Attention#

MultiHeadAttention(*args, **kwargs)

Multi-head attention layer.

AttentionType(value)

Built-in attention backend selectors.

Multi-head attention#

class attnax.MultiHeadAttention(*args, **kwargs)[source]#

Bases: Module

Multi-head attention layer.

Supports MHA, GQA (1 < num_kv_heads < num_heads) and MQA (num_kv_heads == 1); optional rotary position embeddings on Q and K; an attention backend selected by AttentionType or a user-supplied AttentionFn; an optional ScoreMod and causal sliding-window; and an optional KVLayerCache for autoregressive decoding.

Parameters:
  • rngs – Flax NNX random key container.

  • num_heads – Number of query heads.

  • in_features – Input dimensionality.

  • qkv_features – QKV projection width.

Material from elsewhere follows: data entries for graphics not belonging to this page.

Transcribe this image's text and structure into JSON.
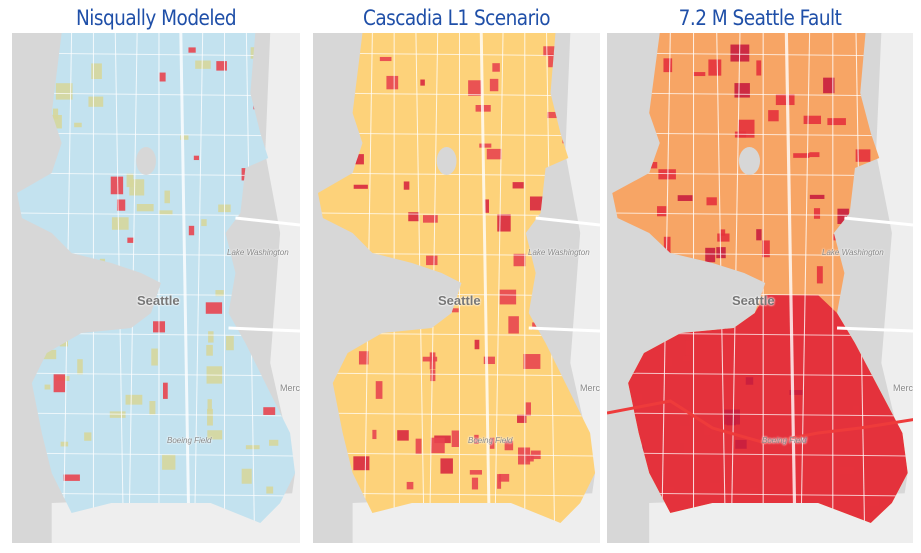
{
  "panels": [
    {
      "title": "Nisqually Modeled",
      "base_color": "#c3e2ef",
      "accent_color": "#d6d79c",
      "hot_color": "#e8454f"
    },
    {
      "title": "Cascadia L1 Scenario",
      "base_color": "#fdd27a",
      "accent_color": "#e8454f",
      "hot_color": "#d8283f"
    },
    {
      "title": "7.2 M Seattle Fault",
      "base_color": "#f7a565",
      "accent_color": "#e4323c",
      "hot_color": "#c81e3e"
    }
  ],
  "map_labels": {
    "city": "Seattle",
    "lake": "Lake Washington",
    "airport": "Boeing Field",
    "island": "Merc"
  },
  "colors": {
    "water": "#d7d7d7",
    "land_outside": "#eeeeee",
    "roads": "#ffffff",
    "fault_line": "#ee3b3b",
    "title": "#1f4fa8"
  }
}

Defaults to in_features.

  • out_features – Output projection width. Defaults to in_features.

  • num_kv_heads – Number of key/value heads. Must divide num_heads. Defaults to num_heads (MHA).

  • dropout_rate – Output dropout probability.

  • broadcast_dropout – Share the dropout mask across the batch.

  • decode – Reserved; kept for API compatibility.

  • attention_type – Built-in backend selection. Ignored when attention_fn is set.

  • attention_block_size – Block size for memory_efficient, flash and pallas_flash backends.

  • linear_attention_chunk_size – Chunk size for the linear backend.

  • attention_fn – Custom kernel conforming to AttentionFn. Takes priority over attention_type.

  • score_modScoreMod applied on every call.

  • attention_window – Causal sliding-window size. When set, each query attends only to the most recent attention_window keys.

  • use_rope – Apply rotary position embeddings to Q and K. Requires even head_dim.

  • rope_base – RoPE base \(\theta\).

  • rope_max_positions – Length of the precomputed RoPE table.

  • args (Any)

  • kwargs (Any)

Raises:

ValueError – If qkv_features is not divisible by num_heads, if num_kv_heads does not satisfy 1 <= num_kv_heads <= num_heads and divide num_heads, if use_rope is set with an odd head_dim, or if both attention_fn and AttentionType.LITE are supplied.

Return type:

Any

Attention backend#

class attnax.AttentionType(value)[source]#

Bases: str, Enum

Built-in attention backend selectors.

STANDARD#

Scaled dot-product attention with \(O(n^2)\) memory.

MEMORY_EFFICIENT#

Block-wise online-softmax attention.

FLASH#

jax.nn.dot_product_attention() on GPU, MEMORY_EFFICIENT elsewhere.

PALLAS_FLASH#

Pallas-lowered FlashAttention with score_mod in the inner loop; falls back to MEMORY_EFFICIENT.

LINEAR#

Chunkwise-parallel linear attention. Ignores score_mod.

LITE#

Element-wise gated attention.

Ring and paged attention are not enum entries because they require additional arguments (axis_name and PagedKVCache); pass ring_attention() or paged_attention() directly via attention_fn=.

See also

Kernels for the attention kernels (standard_attention, memory_efficient_attention, flash_attention, pallas_flash_attention, linear_attention, ring_attention, paged_attention, lite_attention), the AttentionFn protocol, and the prebuilt ScoreMod / MaskMod constructors that are passed to MultiHeadAttention via attention_fn= and score_mod=.